On June 12, 2023, the Swiss Federal Administration began experiencing access problems affecting various government websites and online services. The cause of this outage was identified as a distributed denial of service (DDoS) attack. The Swiss government quickly issued a press release warning of these ongoing DDoS attacks. The attack was attributed to the pro-Russian hacktivist group known as NoName. This group has been known to target NATO-aligned countries and entities in Europe, Ukraine, and North America since early 2022. The Federal Administration's specialists detected the attack promptly upon its initiation.

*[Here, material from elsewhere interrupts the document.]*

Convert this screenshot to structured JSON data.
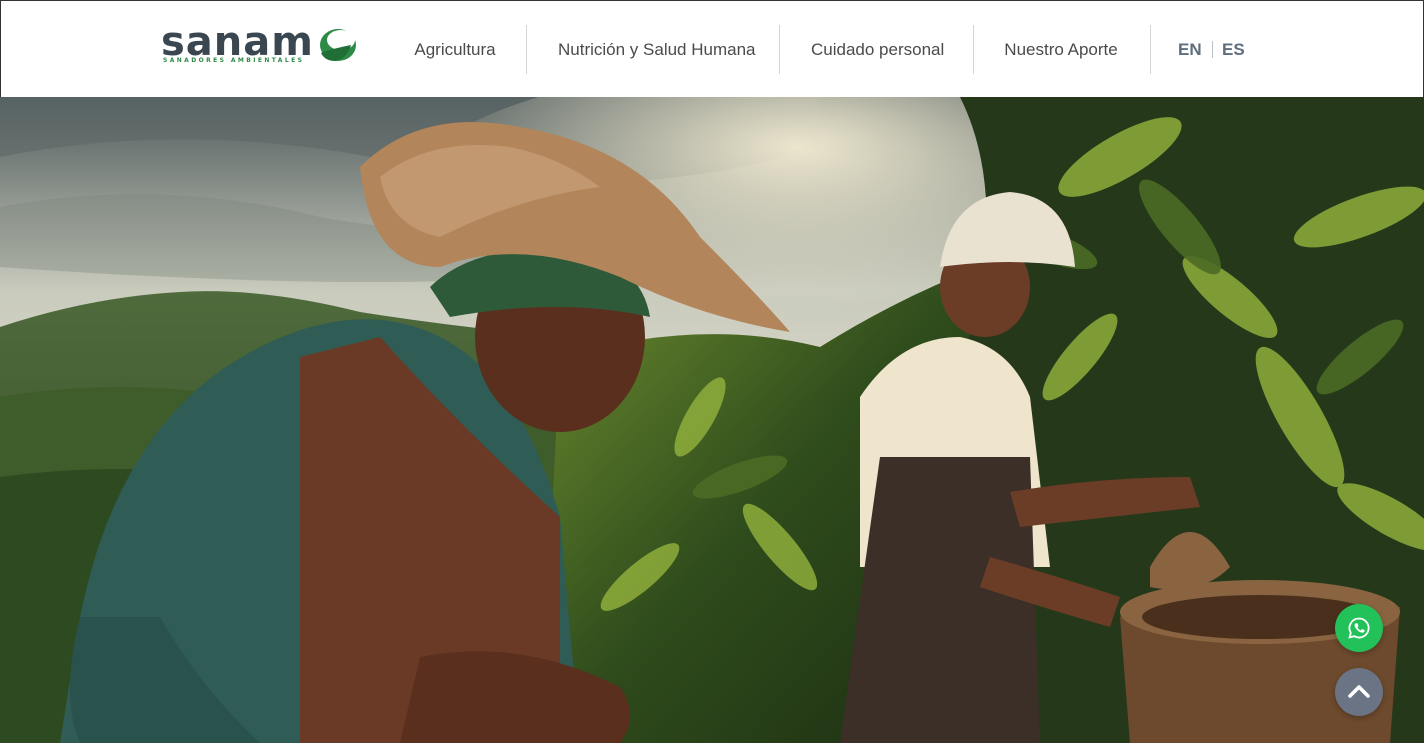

In response to the DDoS attack, the Federal Administration's technical teams took measures to restore accessibility to the impacted websites and applications as quickly as possible. The government's statement confirmed that several websites were inaccessible due to the attack but did not provide a specific list of affected domains or services. This incident was not the first time the group had targeted Swiss interests; according to the government press release, NoName had also attacked the Swiss parliament website the previous week. That prior attack coincided with parliamentary discussions concerning whether Switzerland had abandoned its neutrality to send aid to Ukraine.

The incident involving Xplain and the subsequent DDoS attacks represent a complex threat landscape affecting the Swiss government through both its supply chain and its publicly exposed online services. The ransomware attack on a third-party supplier led to a significant data leak with potential consequences for the confidentiality of government operational data. The separate DDoS attacks targeted the availability of government digital services, causing temporary outages. The Swiss government's response involved ongoing investigations to determine the full scope of the data breach from the Xplain incident and technical measures to mitigate the DDoS attacks and restore service availability.